After
AFTER
Grayson’s confession, I don’t sleep. Or if I do, I can’t tell—the hours ebb and flow without any logic stitching them together. When I first check my phone at eleven eleven, the familiar numbers jab an angry red shock wave through me, but a moment later, the screen reads 3:12. Then hours pass, but a tap of my finger only shows 3:41.
Nothing makes sense.
Grayson and Michael. Michael and Grayson. They blur together in my head—two separate men I thought were one. And yet I can’t understand how I ever could have missed the difference. Even if I didn’t know they were identical twins.
I writhe from one sleepless position to another. The sheets twist around my legs.
God, no wonder I failed to coax Michael into opening up. For years, I tried. And tried. I never gave up on my mission of squeezing blood from a stone, because I believed I’d done it before. But the man who’d bled so much for me in the beginning, who’d stained my hands red with his honesty, was not the same one I married. In trying to change Michael, I may as well have gone to war with the ocean.
I wonder when he and Grayson switched places.
That much, at least, I can approximate. It happened around the time Michael...no, Grayson?...went to jail. Even then, I noticed the shift. I just misinterpreted the reason.
And afterward, I spent years blaming Grayson for the fight that made Michael “change.” But really, Michael never changed. Now I realize he was actually amazingly consistent, from the day we met until the day he died. He was quiet. Serious. Tormented by all the things he kept buried.

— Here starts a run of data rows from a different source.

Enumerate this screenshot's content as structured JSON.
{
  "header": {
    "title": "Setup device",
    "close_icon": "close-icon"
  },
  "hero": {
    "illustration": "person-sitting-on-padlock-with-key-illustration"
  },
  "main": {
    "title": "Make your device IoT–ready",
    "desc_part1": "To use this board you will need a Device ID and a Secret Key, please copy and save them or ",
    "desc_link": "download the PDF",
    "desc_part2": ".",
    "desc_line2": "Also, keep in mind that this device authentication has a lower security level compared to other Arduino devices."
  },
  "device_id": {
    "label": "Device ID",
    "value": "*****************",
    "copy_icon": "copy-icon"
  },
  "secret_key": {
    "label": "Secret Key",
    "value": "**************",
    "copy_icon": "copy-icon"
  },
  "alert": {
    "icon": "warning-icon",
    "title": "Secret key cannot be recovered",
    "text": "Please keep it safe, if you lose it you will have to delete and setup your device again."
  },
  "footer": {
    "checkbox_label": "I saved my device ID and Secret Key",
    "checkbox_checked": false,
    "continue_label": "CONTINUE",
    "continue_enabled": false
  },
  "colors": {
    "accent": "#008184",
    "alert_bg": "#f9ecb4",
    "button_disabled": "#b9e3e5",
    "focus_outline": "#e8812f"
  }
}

As I lie in the dark, my thoughts devolve into nonsense again. What was that fight in Seattle really about, then? And how does Lily fit into all this? Who killed her? Who loved her? Was it the same man?
At four thirty-four, I finally give up. My eyelids ache for sleep, but I fling off the covers, pull on a bathrobe, and shuffle to the kitchen, then flip on the overhead bulb. Anemic light tints the room a sickly green, informing me that I have ground coffee but no way to brew it. The French press is already packed up, and the lack of caffeine, coupled with the lack of sleep, compounds into something I can no longer fight.
I sink onto the chilled linoleum and cry.
A tidal wave pours out—grief for a husband I never truly knew, heartbreak that Michael spent his life trapped behind a wall of silence, outrage over my own lost trust. I weep for all the ways in which the three of us wounded one another without even trying.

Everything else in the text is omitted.